Argentina Repsol YPF(adds paragraphs 13-18)

By Al Greenwood

HOUSTON (ICIS)–Despite its vast energy reserves, Argentina will remain a risky investment for foreign companies despite a proposed $5bn deal that would compensate Spanish energy producer Repsol for the 2012 expropriation of its 51% stake in YPF, a professor said on Tuesday.

The agreement still needs to be approved by Repsol’s shareholders and the Argentine Congress.

While Repsol could receive something in return for its expropriated stake in YPF, it would still be far below the $10.5bn it requested.

Still, Repsol’s losses would be relatively small when compared with past instances of expropriation in Argentina, sad Steve Hanke, an applied economist at Johns Hopkins University in Baltimore, Maryland. In the 1990s, he was president of Toronto Trust Argentina in Buenos Aires.

Hanke pointed to the country’s massive default and the collapse of the peso in the early 2000s. During the currency’s collapse, the government broke the peso’s mandated peg to the US dollar.

“They really have a serial disrespect for property rights and contracts,” he said.

But even without the threat of expropriation, a great deal of risk persists in Argentina for those companies wishing to develop the country’s substantial shale gas reserves, estimated as the second largest in the world.

Foreign investors could face high taxes or labour unrest, Hanke said.

Argentina has adopted currency controls, which make it difficult for foreign companies to convert pesos to dollars, he said.

“You might be making good pesos, but you can’t convert them,” he said.

This could be troubling if the Argentine peso loses value as it did earlier this year, when it fell 12% in two days.

Meanwhile, Argentine inflation remains high, which makes shale gas operations expensive. Moreover, companies face numerous impediments to importing the equipment necessary for production.

Nonetheless, the deal with Repsol is a step in the right direction, since it helps reduce the risk in investing in the country, said Mark Jones, Joseph D Jamail Chair in Latin American Studies at Rice University in Houston. 

As long as the Repsol remained a pending issue, Argentina would have a difficult time attracting foreign investment, he said.

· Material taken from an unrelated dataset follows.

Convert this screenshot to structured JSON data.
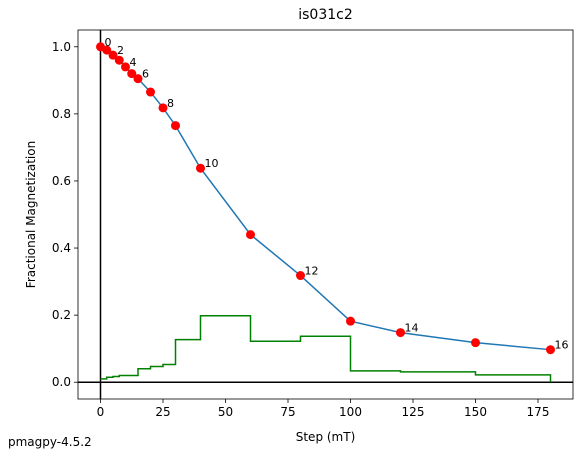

And if the country can attract foreign investment, then it could avoid making cuts in public spending, Jones said. Not only would those cuts be unpopular, they could also push the country into recession.

Jones sees the Repsol agreement as part of a broader strategy of making Argentina more attractive to foreign investors.

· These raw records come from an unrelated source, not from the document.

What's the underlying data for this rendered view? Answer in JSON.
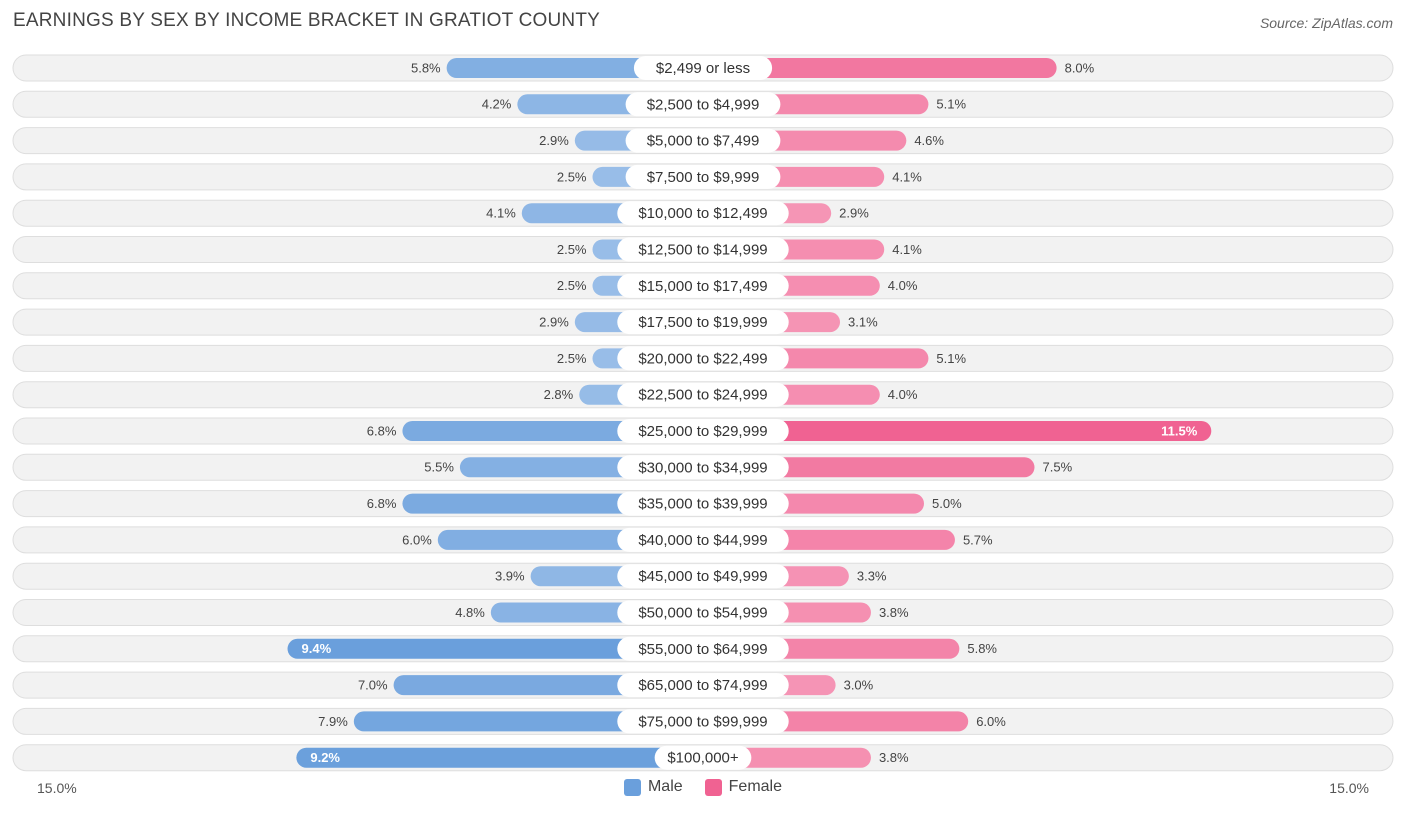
{
  "header": {
    "title": "EARNINGS BY SEX BY INCOME BRACKET IN GRATIOT COUNTY",
    "source": "Source: ZipAtlas.com"
  },
  "colors": {
    "male": "#6a9fdc",
    "male_light": "#a9c8ec",
    "female": "#f06292",
    "female_light": "#f7a6c1"
  },
  "chart_data": {
    "type": "bar",
    "orientation": "horizontal-diverging",
    "title": "EARNINGS BY SEX BY INCOME BRACKET IN GRATIOT COUNTY",
    "xlim": [
      -15.0,
      15.0
    ],
    "axis_left_label": "15.0%",
    "axis_right_label": "15.0%",
    "legend": [
      "Male",
      "Female"
    ],
    "categories": [
      "$2,499 or less",
      "$2,500 to $4,999",
      "$5,000 to $7,499",
      "$7,500 to $9,999",
      "$10,000 to $12,499",
      "$12,500 to $14,999",
      "$15,000 to $17,499",
      "$17,500 to $19,999",
      "$20,000 to $22,499",
      "$22,500 to $24,999",
      "$25,000 to $29,999",
      "$30,000 to $34,999",
      "$35,000 to $39,999",
      "$40,000 to $44,999",
      "$45,000 to $49,999",
      "$50,000 to $54,999",
      "$55,000 to $64,999",
      "$65,000 to $74,999",
      "$75,000 to $99,999",
      "$100,000+"
    ],
    "series": [
      {
        "name": "Male",
        "values": [
          5.8,
          4.2,
          2.9,
          2.5,
          4.1,
          2.5,
          2.5,
          2.9,
          2.5,
          2.8,
          6.8,
          5.5,
          6.8,
          6.0,
          3.9,
          4.8,
          9.4,
          7.0,
          7.9,
          9.2
        ],
        "labels": [
          "5.8%",
          "4.2%",
          "2.9%",
          "2.5%",
          "4.1%",
          "2.5%",
          "2.5%",
          "2.9%",
          "2.5%",
          "2.8%",
          "6.8%",
          "5.5%",
          "6.8%",
          "6.0%",
          "3.9%",
          "4.8%",
          "9.4%",
          "7.0%",
          "7.9%",
          "9.2%"
        ]
      },
      {
        "name": "Female",
        "values": [
          8.0,
          5.1,
          4.6,
          4.1,
          2.9,
          4.1,
          4.0,
          3.1,
          5.1,
          4.0,
          11.5,
          7.5,
          5.0,
          5.7,
          3.3,
          3.8,
          5.8,
          3.0,
          6.0,
          3.8
        ],
        "labels": [
          "8.0%",
          "5.1%",
          "4.6%",
          "4.1%",
          "2.9%",
          "4.1%",
          "4.0%",
          "3.1%",
          "5.1%",
          "4.0%",
          "11.5%",
          "7.5%",
          "5.0%",
          "5.7%",
          "3.3%",
          "3.8%",
          "5.8%",
          "3.0%",
          "6.0%",
          "3.8%"
        ]
      }
    ]
  }
}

Those eager to get an early foothold in Argentina may be willing to invest now and bet that a more investor-friendly administration gains power, he said.

While such investors could be taking on a good deal of risk, Jones added, “Entrepreneurs make money by taking risk.”

For now, Argentina is in a difficult position. The country needs to develop its domestic energy reserves so that it can reduce imports.

These imports are one of the reasons behind Argentina’s dwindling trade surplus, which fell to $9.0bn in 2013, down more than 27% from $12.4bn in 2012, according to INDEC, the country’s statistical institute.

Imports have also put increasing strain on the country’s financial health, since it buys imported natural gas in dollars and sells it at subsidised rates.

Meanwhile, the country’s petrochemical industry suffers from natural gas cutbacks every winter, as the government diverts the fuel to home owners.